Thinking Dispositions
Examples of Thinking Dispositions: (a) superstition, (b) dogmatism, (ccc) loyalty to beliefs versus loyalty to reality, (d) overconfidence, (e) insensitivity to contradictions, (f) need for closure, (g) thinking about future consequences, (h) hierarchy of goals, (i) reflective versus impulsive personality.
Cognitive Miser
The cognitive miser is a part of the mind that tries to use the reasoning method that requires the least effort. One example of the cognitive miser is affect substitution, that is, making a choice based upon the emotions associated with each choice. Another example is accepting the given framing of the question, rather than searching for the proper framing. A final example is avoiding the exhaustive enumeration of all possible cases (called disjunctive reasoning) by using the easier serial associative cognition (considering only the cases that come immediately to mind).
Mindware Gaps
Lack of education and experience are causes of mindware gaps.
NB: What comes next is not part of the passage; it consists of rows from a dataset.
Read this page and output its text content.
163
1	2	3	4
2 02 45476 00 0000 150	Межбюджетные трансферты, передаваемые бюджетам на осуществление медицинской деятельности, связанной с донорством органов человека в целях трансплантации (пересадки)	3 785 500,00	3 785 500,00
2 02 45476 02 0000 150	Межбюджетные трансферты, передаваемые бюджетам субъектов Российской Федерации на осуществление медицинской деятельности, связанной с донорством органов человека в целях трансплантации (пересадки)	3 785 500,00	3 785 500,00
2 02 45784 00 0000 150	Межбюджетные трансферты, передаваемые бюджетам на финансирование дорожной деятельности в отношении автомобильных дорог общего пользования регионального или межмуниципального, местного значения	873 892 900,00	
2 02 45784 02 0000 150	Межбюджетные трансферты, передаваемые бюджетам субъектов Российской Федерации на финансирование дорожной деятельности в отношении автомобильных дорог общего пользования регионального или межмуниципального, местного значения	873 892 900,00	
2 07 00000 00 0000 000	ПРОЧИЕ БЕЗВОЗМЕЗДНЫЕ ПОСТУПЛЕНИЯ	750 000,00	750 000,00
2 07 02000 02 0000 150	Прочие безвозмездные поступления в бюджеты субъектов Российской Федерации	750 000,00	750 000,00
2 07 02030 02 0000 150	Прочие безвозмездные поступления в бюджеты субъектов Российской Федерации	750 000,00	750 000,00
Examples of mindware gaps: (a) not having a critical thinking strategy, (b) failure to seek falsifiability, (ccc) not considering alternative hypotheses, (d) mistaken causal inferences, (e) not understanding independent probabilities, (f) not understanding conditional (Bayesian) probability, (g) inverting probabilities (confusing A given B with B given A).
Contaminated Mindware
Some examples of contaminated mindware: (a) Albanian Ponzi scheme, (b) ritual satanic abuse panic, (c) parasitic meme-plexes (cf., Richard Dawkins), (d) faith-based mindware (which disables the critical faculty).